10 July 2019, 14:20
Yale to exhibit robotics solutions in the UK for the first time at IMHX
Yale will showcase its robotics solutions for the first time in the UK at the intralogistics event, taking place on 24 – 27 September in Birmingham.
Industry experts will be on hand to discuss alternative power options and solutions for optimising warehouse space and boosting productivity.
Yale Europe Materials Handling is set to exhibit at intralogistics event IMHX 2019 on 24 – 27 September, alongside its UK distributor Briggs Equipment. Yale will be displaying a range of solutions for logistics and warehousing applications on stand 19K120. Held at the NEC in Birmingham, IMHX is the UK’s largest event for logistics and supply chain professionals with tens of thousands of visitors expected to pass through the exhibition’s doors. Taking place every three years, the event is a much anticipated date in the logistics industry’s calendar.
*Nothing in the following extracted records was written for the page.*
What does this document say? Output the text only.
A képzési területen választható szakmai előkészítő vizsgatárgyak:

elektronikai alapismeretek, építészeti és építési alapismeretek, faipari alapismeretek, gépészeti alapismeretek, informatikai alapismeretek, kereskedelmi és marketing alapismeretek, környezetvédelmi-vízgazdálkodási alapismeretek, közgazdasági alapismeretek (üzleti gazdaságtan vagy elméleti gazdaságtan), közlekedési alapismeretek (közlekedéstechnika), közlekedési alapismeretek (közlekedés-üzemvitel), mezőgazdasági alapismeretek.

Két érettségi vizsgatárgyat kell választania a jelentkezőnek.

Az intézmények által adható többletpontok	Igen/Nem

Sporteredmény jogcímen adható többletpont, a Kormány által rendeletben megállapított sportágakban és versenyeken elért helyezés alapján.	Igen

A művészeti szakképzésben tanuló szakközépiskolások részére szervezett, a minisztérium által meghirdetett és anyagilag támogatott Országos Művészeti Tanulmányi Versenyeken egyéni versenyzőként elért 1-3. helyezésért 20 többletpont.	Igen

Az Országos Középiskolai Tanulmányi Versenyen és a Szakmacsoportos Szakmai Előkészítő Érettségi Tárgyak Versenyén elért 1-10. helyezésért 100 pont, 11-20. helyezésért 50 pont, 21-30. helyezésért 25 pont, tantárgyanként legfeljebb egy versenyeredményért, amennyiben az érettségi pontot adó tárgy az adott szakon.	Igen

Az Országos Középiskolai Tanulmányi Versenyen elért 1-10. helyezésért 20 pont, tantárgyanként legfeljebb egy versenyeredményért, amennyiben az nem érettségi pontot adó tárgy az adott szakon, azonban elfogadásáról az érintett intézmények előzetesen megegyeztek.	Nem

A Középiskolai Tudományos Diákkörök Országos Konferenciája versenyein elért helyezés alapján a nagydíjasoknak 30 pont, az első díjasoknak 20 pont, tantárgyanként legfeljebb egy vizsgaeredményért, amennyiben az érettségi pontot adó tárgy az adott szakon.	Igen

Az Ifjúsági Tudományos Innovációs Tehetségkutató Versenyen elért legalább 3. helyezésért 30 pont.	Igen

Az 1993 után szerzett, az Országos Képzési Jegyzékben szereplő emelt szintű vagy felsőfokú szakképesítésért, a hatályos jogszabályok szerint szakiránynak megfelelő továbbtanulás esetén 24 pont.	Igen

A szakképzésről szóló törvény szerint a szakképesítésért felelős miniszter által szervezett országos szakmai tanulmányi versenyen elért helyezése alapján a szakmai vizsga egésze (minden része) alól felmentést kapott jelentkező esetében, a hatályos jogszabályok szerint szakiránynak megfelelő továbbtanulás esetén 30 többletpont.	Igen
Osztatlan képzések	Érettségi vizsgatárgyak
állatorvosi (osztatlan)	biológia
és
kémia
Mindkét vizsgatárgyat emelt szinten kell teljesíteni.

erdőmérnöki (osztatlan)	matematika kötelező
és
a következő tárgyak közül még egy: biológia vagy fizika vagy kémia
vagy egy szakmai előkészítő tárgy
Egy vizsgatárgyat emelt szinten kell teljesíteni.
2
Yale Brand Manager, Iain Friar, said: “We are excited to return to IMHX, for what promises to be another fascinating showcase of logistics trends, products and services. From robotics to Very Narrow Aisle trucks, pallet trucks to alternative power options, we are looking forward to sharing the latest Yale® solutions for boosting productivity alongside our exclusive UK distributor, Briggs Equipment.”
Yale robotics debut
Yale will display its robotic counterbalance stacker for the first time in the UK since its launch last year.
Yale robotic trucks, driven by Balyo technology, offer a cost-effective solution for applications looking to introduce autonomous technology and reap the benefits of increased uptime and productivity, without the costs associated with installing and maintaining a dedicated physical infrastructure.
There’s no need to bury wires in the floor or mount reflectors on walls: Yale robotic trucks use existing structural features to generate their own map, enabling them to self-locate and navigate in real-time. Yale currently offers customers a choice of three robotic trucks, all with
dual-mode capability, allowing them to operate manually or autonomously with the touch of a button.
Alternative power solutions
Alternative power solutions are a rapidly growing aspect of the materials handling industry and Yale will be showcasing a lithium-ion powered version of its award-winning MP20 pedestrian pallet truck at IMHX.
The MP20 pedestrian pallet truck will also be fitted with the precision control tiller head, offering greater control for customers operating in congested spaces without compromising on ergonomics.
Industry experts will be on hand to discuss the challenges and benefits of individual power solutions, helping visitors discover the most appropriate energy sources for their operation.
Visitors with very narrow aisles need look no further than the Yale MTC15 Very Narrow Aisle (VNA) truck. Capable of lifting to 17m, Yale VNA trucks allow warehouse mangers to increase their storage density and ensure all available usable space is being maximised.
From their elevated position, the operator has excellent visibility of the pallet at all times, as well as the ability to perform picking when required. While the speed to weight feature calculates the fastest possible speed for the truck based on the height of the cabin and the weight of the load.
Meeting every logistics need
Yale industry experts take the time to understand the pain points logistics and warehousing operations face, enabling them to develop tailored solutions to address industry specific challenges. By developing close partnerships with its dealers, Yale is able to provide customers with the ideal solution for their application coupled with the support of a knowledgeable and experienced dealer.
Iain Friar concluded: “We’re looking forward to welcoming new and existing customers to the Yale stand in September. Both Yale and Briggs Equipment UK pride themselves on understanding customers’ industries inside out and we hope to demonstrate how our combined expertise can help applications maximise their productivity without compromising on ergonomics or total cost of ownership.”